While natural gas is heralded as a cleaner-burning “bridge fuel” to a renewable energy future, it is in fact a potent greenhouse gas. When released directly into the atmosphere, it traps 72 times more heat than carbon dioxide and remains 25 times as powerful as carbon dioxide after a century in the air.
Creating a New Market
With natural gas prices at a low and billions of dollars sunk into drill sites, the natural gas industry is looking for a way to increase demand, boost profits and garner more financial backers. Through that lens, New York City, a huge energy consumer, presents a golden opportunity.
Mayor Michael Bloomberg’s 2011 mandate to convert the boilers in New York City buildings to the “cleanest fuels” has set the stage for skyrocketing demand as many buildings switch to natural gas systems. The new heating oil regulations will ban the two dirtiest heating fuels available: Number 6 and Number 4. These heavy fuels create fine soot, known as particulate matter, which is highly polluting. Soot exacerbates asthma, irritates lungs and increases the risk of heart attacks and premature death.
The regulations will require New Yorkers to instead heat their buildings with either ultra-low sulfur Number 2 oil, biodiesel, natural gas or steam, according to PlaNYC.
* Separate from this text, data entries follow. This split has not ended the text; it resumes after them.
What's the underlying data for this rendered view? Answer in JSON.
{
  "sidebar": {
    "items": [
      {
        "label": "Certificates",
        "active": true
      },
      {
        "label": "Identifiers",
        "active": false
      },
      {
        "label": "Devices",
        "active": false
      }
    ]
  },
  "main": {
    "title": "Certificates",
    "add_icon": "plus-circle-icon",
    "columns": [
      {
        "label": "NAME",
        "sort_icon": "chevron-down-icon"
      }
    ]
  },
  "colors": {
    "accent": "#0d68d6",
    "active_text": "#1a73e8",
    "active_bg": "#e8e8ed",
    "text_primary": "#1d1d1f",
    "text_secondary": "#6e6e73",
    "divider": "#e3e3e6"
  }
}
The trouble, Donohue said, is that natural gas also produces particulate matter and at a higher rate than Number 2. In comparison, biofuel produces zero emissions and zero particulate matter. And while converting an average New York City building to biodiesel and Number 2 oil costs about $10,000 to $30,000, natural gas conversions can start at $500,000, a cost often transferred from landlord to tenant through rent hikes.